The Normal Heart
by Larry Kramer
1995 (Penguin)
I was looking to direct a play at Brooklyn College when Kramer’s tour-de-force closed at New York City’s Public Theater. My late partner, Nick Pippin, founder of the PWA Theater Workshop, had recently been diagnosed, but still our eyes had to be opened. Kramer even brought an entourage to the play’s non-professional debut. Now, much of it is dated, even irrelevant. But because it so powerfully illustrates the genesis of AIDS activism, it’s crucial information. A new production might show us all how far we have -- and haven’t -- come.
-- Dennis Daniel
Surviving AIDS
by Michael Callen
1990 (HarperCollins)
I paid $9 for this now out-of-print gem at a musty used-book store in Chicago in 1993. Recently diagnosed, I could barely fathom what the title boldly stated. I studied the text as if my life depended on it. Callen scoured scientific journals and recorded hours of personal and physician testimonials to present a vision of hope. You can imagine my shock when I heard that he had died that year. When the despair passed, I still had the ability to live.
-- LeRoy Whitfield
The Invisible Epidemic
by Gena Corea
1992 (HarperCollins)
Alone in my cell, I cried a flood of relief after finally reading about all I’d witnessed: rapid deaths of women inside as the media called AIDS a men’s disease, prison medics refusing Pap smears for HIVers. I cherish the detailed anger: “AIDS thrives on the notion of ’otherness,’” Corea wrote, “[of] sexism, racism and homophobia -- words too puny to convey the savagery they represent.” Today, its pages remind me of the activism needed to take on this damned epidemic.
-- Laura Whitehorn
Last Watch of the Night
by Paul Monette
1994 (Harcourt Brace)
A WASPy poet with classical pretensions whose nonfiction is decidedly fierce, Monette taught me a lasting lesson in mistaken first impressions.

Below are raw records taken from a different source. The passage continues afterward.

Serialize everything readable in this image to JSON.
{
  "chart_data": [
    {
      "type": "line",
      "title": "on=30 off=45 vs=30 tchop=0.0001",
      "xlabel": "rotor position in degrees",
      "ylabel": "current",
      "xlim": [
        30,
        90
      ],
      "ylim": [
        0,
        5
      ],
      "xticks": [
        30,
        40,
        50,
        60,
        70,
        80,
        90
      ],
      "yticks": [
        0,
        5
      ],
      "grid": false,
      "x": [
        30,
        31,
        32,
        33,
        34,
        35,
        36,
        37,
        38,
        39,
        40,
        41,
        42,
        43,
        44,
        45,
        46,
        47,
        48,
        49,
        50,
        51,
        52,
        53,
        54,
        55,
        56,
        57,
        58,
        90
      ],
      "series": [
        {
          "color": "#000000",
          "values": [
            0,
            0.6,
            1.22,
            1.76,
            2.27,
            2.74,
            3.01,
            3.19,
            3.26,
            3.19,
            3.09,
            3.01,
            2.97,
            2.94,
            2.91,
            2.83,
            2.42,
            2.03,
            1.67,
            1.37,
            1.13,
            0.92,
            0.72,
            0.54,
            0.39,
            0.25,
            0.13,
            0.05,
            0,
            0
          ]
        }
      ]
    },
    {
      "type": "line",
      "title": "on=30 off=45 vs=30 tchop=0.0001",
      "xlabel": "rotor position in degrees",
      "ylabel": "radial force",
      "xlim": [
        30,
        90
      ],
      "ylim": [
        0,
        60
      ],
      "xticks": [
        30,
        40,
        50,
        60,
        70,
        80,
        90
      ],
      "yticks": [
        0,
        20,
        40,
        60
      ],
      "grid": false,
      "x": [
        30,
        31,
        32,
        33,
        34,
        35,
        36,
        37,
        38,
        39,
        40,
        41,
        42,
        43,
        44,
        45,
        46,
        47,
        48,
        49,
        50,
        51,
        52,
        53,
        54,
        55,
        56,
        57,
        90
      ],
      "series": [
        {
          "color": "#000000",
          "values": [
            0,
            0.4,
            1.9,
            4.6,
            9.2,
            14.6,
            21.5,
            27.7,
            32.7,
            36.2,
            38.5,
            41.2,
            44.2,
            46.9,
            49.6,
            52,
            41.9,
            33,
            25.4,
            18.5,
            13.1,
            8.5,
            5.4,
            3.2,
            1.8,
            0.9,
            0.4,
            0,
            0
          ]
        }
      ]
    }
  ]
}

I first read his bearing-witness memoirs in a gay-history class, his work finally canonized alongside his own favorite (and out-after-death) writers. No act of institutional neglect of AIDS goes unscathed in this autumnal collection of essays and still the grand passion for his life’s three loves (twice an AIDS widower before his own 1995 death) seeps into every spare, perfect metaphor.
-- Shana Naomi Krochmal
In the Shadow of the Epidemic
by Walt Odets
1995 (Duke)
“Do you want to get infected?” my therapist asked in 1993 during another session about unsafe sex. So I finally started to untangle how HIV had grown in me into a mission, identity, fetish and fate. My guru in this lesson was Odets, a gay psychologist I’d never met. His deep, deeply felt book analyzes “the psychological epidemic” causing infections and worse among us neggies. It immediately electrified or enraged a community so overwhelmed that it had only contempt for our ambivalence about surviving mass death. Odets’ most radical insight -- that the highest value is not remaining uninfected but living fully now -- still makes preventionistas reach for their guns.